Slashdot Mirror

← Back to Stories (view on slashdot.org)

Java Coders Are Getting Bad Security Advice From Stack Overflow (helpnetsecurity.com)

Posted by EditorDavid on from the those-who-don't-know-teach dept.

Slashdot reader Orome1 quotes Help Net Security: A group of Virginia Tech researchers has analyzed hundreds of posts on Stack Overflow, a popular developer forum/Q&A site, and found that many of the developers who offer answers do not appear to understand the security implications of coding options, showing a lack of cybersecurity training. Another thing they discovered is that, sometimes, the most upvoted posts/answers contain insecure suggestions that introduce security vulnerabilities in software, while correct fixes are less popular and visible simply because they have been offered by users with a lower reputation score...

The researchers concentrated on posts relevant to Java security, from both software engineering and security perspectives, and on posts addressing questions tied to Spring Security, a third-party Java framework that provides authentication, authorization and other security features for enterprise applications... Developers are frustrated when they have to spend too much time figuring out the correct usage of APIs, and often end up choosing completely insecure-but-easy fixes such as using obsolete cryptographic hash functions, disabling cross-site request forgery protection, trusting all certificates in HTTPS verification, or using obsolete communication protocols. "These poor coding practices, if used in production code, will seriously compromise the security of software products," the researchers pointed out.
The researchers blame "the rapidly increasing need for enterprise security applications, the lack of security training in the software development workforce, and poorly designed security libraries." Among their suggested solutions: new developer tools which can recognize security errors and suggest patches.

4 of 236 comments (clear)

  1. Look at the time investments. by Mal-2 · · Score: 4, Insightful

    You mean advice from people who spend more time hanging out on Stack Exchange and less time actually writing production code is turning out to be less correct than advice from people who talk less and do more? Color me surprised. (Not.)

    --
    How is the Riemann zeta function like Trump rallies? Both have an endless number of trivial zeros.
    1. Re:Look at the time investments. by AmiMoJo · · Score: 4, Insightful

      Stack Exchange has gone the same way as Wikipedia. Most of the interesting stuff was handled long ago so there is now few interesting questions left, and content is decaying and becoming out of date because no-one can be bothered to keep it current.

      To compound the problem you have the MMORPG element where people build their characters up and create a little empire for themselves, and worse than Wikipedia you actually have stats on SE.

      Throw in a poor interface and harsh treatment of new users and the site is doomed to become a mostly static archive of bad advice. There are better communities on some of the Stack Overflow sites, but they will eventually get the same way unless things change.

      --
      const int one = 65536; (Silvermoon, Texture.cs)
      SJW, n: "Someone I don't like, and by the way I'm a fuckwit" - AC
    2. Re:Look at the time investments. by johannesg · · Score: 4, Interesting

      ...harsh treatment of new users...

      I decided to help out on stack overflow for a while, answering C++ questions.
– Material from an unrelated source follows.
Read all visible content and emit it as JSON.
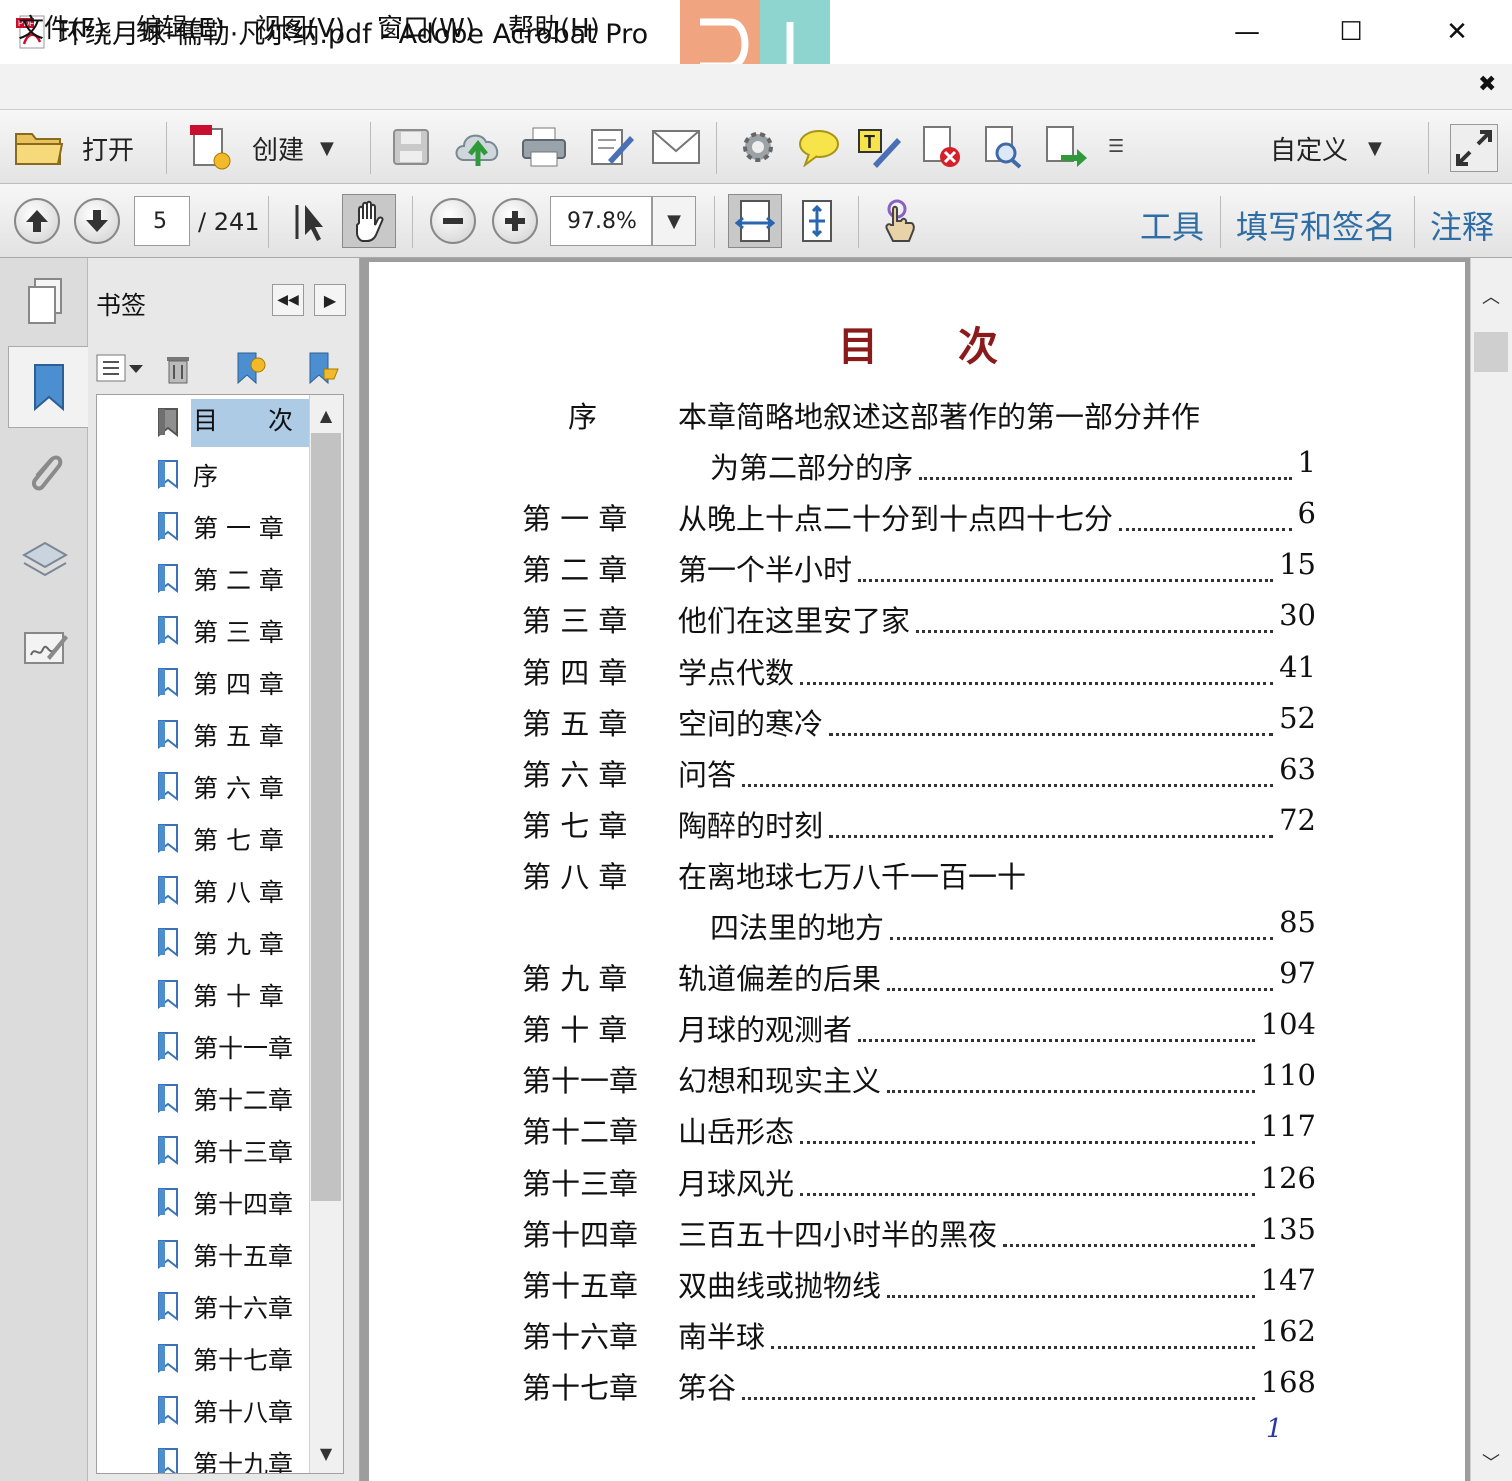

I stopped doing that after I found that my answers were getting downvoted to minus infinity, and then copied _word for word_ by other people who would receive massive praise for it. It was, by and large, not at all a good experience.

  2. No way! by Anonymous Coward · · Score: 5, Insightful

    News flash, heavily simplified programming snippets for the purposes of example and education are probably not suitable for a production environment.